KPR CIMB Niaga tumbuh tipis, ini strategi pemacunya
Ia menambahkan, fokus utama CIMB Niaga pada akhir tahun ini ialah melanjutkan kerja sama dengan beberapa developer di kota-kota besar serta mengincar sejumlah kota-kota penyangga untuk disalurkan KPR.
“Kita juga punya fokus tambahan, yakni pertumbuhan diharapkan akan lebih cepat itu di secondary cities. Jumlahnya ada 16 kota dan kita akan tingkatkan menjadi 30 kota,” jelas Noviady.
Dari segi bisnis sendiri, penyaluran kredit konsumer dari CIMB Niaga masih tumbuh 5,8 persen (yoy) menjadi Rp73,38 triliun di Juni 2024. Dari nilai itu, bisnis KPR milinya hanya tumbuh tipis 1,4 persen (yoy) mencapai Rp42,89 triliun.
Hilirisasi diyakini memacu kredit bank
Sementara itu, kebijakan lainnya yang didukung oleh sektor perbankan adalah hilirisasi dan ketahanan pangan. Dukungan itu dinyatakan langsung oleh Direktur Utama BNI, Royke Tumilaar saat paparan kinerja kuartal III-2024 BNI di Jakarta (25/10). Pemerintahan Prabowo-Gibran memang telah menegaskan untuk melakukan hilirisasi swasembada energi hingga pangan dalam lima tahun kepemimpinannya.

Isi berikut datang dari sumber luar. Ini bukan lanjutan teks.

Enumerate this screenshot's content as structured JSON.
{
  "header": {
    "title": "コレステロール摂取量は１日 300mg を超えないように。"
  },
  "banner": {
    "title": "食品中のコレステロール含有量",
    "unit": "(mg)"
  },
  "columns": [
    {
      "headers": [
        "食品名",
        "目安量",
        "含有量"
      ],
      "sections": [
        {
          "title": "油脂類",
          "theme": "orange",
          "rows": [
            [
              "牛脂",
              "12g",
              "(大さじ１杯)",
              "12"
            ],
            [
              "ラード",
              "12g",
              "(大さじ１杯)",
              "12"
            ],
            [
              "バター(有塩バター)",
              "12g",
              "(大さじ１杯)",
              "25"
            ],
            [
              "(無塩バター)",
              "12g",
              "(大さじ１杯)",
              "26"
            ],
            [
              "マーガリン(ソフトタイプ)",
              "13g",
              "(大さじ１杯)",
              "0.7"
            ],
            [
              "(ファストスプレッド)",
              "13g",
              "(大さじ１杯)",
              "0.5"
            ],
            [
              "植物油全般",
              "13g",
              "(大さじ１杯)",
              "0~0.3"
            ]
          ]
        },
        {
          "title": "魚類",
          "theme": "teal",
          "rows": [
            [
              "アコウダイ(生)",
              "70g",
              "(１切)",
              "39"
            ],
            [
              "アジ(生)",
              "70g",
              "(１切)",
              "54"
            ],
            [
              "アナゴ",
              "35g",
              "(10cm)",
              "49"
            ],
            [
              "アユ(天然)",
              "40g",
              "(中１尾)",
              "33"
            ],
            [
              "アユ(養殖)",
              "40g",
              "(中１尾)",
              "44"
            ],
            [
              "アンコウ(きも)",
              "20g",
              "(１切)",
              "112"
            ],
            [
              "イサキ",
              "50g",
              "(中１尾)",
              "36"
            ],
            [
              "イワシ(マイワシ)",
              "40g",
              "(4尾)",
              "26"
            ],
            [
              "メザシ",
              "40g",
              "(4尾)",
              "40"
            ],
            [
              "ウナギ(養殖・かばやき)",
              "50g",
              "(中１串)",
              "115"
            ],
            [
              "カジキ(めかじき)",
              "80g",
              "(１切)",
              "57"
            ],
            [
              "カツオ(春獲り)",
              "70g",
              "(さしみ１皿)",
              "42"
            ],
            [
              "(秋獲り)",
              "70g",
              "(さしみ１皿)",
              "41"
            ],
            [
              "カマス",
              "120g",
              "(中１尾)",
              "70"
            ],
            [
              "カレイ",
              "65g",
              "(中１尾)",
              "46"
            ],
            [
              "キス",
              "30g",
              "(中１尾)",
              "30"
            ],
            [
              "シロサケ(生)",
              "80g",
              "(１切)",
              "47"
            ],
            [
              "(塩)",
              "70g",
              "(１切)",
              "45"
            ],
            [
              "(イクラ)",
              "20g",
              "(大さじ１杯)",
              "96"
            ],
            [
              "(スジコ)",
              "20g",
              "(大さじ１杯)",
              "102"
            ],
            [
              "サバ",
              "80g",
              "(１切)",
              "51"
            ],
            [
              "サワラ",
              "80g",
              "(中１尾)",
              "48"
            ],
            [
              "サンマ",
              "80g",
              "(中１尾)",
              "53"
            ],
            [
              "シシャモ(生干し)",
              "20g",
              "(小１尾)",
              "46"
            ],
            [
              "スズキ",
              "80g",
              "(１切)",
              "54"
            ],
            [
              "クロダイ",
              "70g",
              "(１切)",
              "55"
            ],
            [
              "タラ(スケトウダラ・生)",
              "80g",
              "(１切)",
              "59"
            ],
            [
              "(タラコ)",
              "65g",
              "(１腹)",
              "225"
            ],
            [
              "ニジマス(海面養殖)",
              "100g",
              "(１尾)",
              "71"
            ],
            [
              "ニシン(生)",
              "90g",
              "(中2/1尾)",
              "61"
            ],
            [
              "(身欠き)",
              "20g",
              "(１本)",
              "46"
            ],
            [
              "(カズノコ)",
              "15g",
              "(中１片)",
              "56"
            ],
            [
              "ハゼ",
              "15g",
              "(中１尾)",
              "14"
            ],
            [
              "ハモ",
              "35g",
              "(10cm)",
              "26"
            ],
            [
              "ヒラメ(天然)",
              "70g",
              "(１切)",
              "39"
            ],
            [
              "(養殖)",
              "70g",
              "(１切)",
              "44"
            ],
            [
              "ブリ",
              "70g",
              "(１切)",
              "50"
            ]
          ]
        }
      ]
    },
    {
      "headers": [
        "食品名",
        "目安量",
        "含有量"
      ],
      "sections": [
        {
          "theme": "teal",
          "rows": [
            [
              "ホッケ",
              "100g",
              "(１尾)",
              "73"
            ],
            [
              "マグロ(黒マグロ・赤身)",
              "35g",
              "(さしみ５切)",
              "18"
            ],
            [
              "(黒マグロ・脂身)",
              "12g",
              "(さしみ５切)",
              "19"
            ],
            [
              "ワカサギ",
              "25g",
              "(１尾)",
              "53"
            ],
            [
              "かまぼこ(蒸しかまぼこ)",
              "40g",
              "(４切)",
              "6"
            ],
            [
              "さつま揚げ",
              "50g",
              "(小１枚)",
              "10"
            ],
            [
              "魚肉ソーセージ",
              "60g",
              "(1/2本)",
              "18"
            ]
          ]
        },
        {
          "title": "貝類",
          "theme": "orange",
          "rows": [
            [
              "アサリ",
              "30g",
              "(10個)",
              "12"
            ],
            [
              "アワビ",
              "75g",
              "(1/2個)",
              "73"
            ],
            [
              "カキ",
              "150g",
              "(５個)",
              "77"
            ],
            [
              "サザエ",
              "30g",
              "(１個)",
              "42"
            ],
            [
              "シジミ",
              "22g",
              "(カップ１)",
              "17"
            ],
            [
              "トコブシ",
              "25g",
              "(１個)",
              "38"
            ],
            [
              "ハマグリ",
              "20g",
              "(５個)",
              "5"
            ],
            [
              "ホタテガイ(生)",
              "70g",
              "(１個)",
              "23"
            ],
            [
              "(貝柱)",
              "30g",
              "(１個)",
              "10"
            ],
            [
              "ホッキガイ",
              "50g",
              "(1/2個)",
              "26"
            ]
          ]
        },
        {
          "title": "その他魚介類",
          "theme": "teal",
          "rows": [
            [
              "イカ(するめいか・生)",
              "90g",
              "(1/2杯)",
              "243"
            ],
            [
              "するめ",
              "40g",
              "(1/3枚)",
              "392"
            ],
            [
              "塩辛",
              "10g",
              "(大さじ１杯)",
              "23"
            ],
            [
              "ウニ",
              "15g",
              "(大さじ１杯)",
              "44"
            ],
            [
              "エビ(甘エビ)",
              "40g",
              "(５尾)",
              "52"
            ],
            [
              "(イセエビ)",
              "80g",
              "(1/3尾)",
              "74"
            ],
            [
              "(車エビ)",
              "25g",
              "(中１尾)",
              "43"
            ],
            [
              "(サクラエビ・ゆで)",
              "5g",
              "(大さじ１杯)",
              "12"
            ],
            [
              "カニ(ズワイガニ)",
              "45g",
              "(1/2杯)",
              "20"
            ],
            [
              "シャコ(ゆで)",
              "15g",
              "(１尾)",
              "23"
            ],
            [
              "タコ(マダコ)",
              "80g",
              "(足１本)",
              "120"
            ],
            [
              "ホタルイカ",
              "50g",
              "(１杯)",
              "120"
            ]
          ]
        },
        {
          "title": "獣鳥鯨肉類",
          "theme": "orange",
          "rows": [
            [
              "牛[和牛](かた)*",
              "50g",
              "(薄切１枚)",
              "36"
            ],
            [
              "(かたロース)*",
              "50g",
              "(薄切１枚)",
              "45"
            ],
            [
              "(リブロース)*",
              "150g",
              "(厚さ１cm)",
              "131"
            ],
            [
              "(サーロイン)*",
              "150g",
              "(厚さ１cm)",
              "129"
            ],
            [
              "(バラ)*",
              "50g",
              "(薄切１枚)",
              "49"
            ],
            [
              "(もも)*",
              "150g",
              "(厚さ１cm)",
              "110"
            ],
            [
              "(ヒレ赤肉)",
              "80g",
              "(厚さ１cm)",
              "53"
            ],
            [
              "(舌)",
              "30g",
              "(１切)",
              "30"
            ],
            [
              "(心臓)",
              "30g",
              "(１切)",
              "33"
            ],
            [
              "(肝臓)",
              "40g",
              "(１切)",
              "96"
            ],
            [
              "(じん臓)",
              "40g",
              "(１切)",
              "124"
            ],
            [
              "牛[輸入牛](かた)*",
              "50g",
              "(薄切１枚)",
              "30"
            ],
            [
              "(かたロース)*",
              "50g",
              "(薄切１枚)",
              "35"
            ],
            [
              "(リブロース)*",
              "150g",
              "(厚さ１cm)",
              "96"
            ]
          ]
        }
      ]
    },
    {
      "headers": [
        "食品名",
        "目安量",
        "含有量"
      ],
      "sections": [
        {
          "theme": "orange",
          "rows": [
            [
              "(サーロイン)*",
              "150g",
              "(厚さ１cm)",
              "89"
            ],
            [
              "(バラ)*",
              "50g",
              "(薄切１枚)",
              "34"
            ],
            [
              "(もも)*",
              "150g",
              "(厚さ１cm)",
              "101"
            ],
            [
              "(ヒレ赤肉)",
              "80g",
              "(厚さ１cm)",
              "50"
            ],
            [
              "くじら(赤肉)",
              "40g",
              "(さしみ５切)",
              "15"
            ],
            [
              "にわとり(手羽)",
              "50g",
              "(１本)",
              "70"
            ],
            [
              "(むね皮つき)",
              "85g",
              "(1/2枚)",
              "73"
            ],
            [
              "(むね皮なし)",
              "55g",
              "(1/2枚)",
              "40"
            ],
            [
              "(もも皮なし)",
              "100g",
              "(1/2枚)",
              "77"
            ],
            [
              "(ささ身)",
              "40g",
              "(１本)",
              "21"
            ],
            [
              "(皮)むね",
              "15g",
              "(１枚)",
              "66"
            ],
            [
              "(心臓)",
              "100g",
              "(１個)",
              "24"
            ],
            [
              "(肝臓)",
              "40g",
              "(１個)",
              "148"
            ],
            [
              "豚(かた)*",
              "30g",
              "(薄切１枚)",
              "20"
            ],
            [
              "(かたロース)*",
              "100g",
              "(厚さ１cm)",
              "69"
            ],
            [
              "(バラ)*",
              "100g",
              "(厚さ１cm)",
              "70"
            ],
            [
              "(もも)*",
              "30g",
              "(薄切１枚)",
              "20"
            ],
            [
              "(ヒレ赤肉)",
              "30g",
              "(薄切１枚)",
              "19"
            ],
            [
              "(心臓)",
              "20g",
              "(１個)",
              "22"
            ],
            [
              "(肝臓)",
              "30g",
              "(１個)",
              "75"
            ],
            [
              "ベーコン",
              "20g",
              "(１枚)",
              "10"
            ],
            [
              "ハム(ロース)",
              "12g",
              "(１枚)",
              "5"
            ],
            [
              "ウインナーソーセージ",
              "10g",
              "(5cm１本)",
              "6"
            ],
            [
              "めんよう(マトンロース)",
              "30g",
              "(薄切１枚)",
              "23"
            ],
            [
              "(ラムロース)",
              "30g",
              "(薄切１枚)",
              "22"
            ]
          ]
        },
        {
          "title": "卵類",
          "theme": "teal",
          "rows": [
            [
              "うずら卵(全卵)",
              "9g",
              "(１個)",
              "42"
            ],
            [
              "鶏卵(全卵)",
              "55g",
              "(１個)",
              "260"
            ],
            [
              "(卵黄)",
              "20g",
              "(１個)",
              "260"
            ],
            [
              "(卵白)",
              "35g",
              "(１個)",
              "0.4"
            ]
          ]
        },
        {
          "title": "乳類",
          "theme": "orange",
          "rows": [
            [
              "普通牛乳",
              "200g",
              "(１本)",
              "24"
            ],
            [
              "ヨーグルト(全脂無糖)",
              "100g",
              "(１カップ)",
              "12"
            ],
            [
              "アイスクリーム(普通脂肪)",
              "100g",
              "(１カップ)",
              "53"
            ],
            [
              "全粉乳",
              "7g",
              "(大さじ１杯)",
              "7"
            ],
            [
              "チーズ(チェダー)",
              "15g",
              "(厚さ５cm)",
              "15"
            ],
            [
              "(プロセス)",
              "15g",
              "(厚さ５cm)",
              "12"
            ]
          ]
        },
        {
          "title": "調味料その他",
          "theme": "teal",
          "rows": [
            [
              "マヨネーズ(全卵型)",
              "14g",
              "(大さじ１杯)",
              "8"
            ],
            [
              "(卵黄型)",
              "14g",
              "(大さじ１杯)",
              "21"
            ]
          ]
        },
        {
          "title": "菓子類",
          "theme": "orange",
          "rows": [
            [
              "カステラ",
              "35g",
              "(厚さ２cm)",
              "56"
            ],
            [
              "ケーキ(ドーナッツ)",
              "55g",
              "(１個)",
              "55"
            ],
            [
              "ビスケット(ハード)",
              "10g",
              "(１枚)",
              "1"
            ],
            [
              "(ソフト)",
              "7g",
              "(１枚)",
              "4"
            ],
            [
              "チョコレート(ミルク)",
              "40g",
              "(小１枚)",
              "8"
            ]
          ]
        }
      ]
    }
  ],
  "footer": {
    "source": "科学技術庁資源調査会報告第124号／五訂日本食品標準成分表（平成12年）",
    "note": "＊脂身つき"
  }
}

Royke memandang, hilirisasi mampu memacu bisnis berbagai industri atau komoditas utama di Indonesia. Dengan demikian, perusahaan ini akan membutuhkan pembiayaan lebih banyak dari perbankan.
“Tentunya akan ada peningkatan dari sisi kebutuhan modal untuk mendukung pembangunan di hilirisasi dan ketahanan pangan. Jadi, pasti jelas akan menambah prospek kita (perbankan) untuk membiayai pengusaha yang akan terlibat di hilirisasi dan ketahanan pangan,” jelas Royke.
Seperti diketahui, BNI memang memiliki spesialisasi dalam penyaluran kredit korporasi. Untuk kinerja intermediasi BNI sendiri masih tumbuh positif dan seimbang. Hal ini tercermin dalam penyaluran kredit yang tumbuh 9,5 persen (yoy) menjadi Rp735 triliun hingga September 2024. Pertumbuhan ini didorong oleh segmen korporasi yang mencatat kenaikan sebesar 15,1 persen (yoy) menjadi Rp409,2 triliun.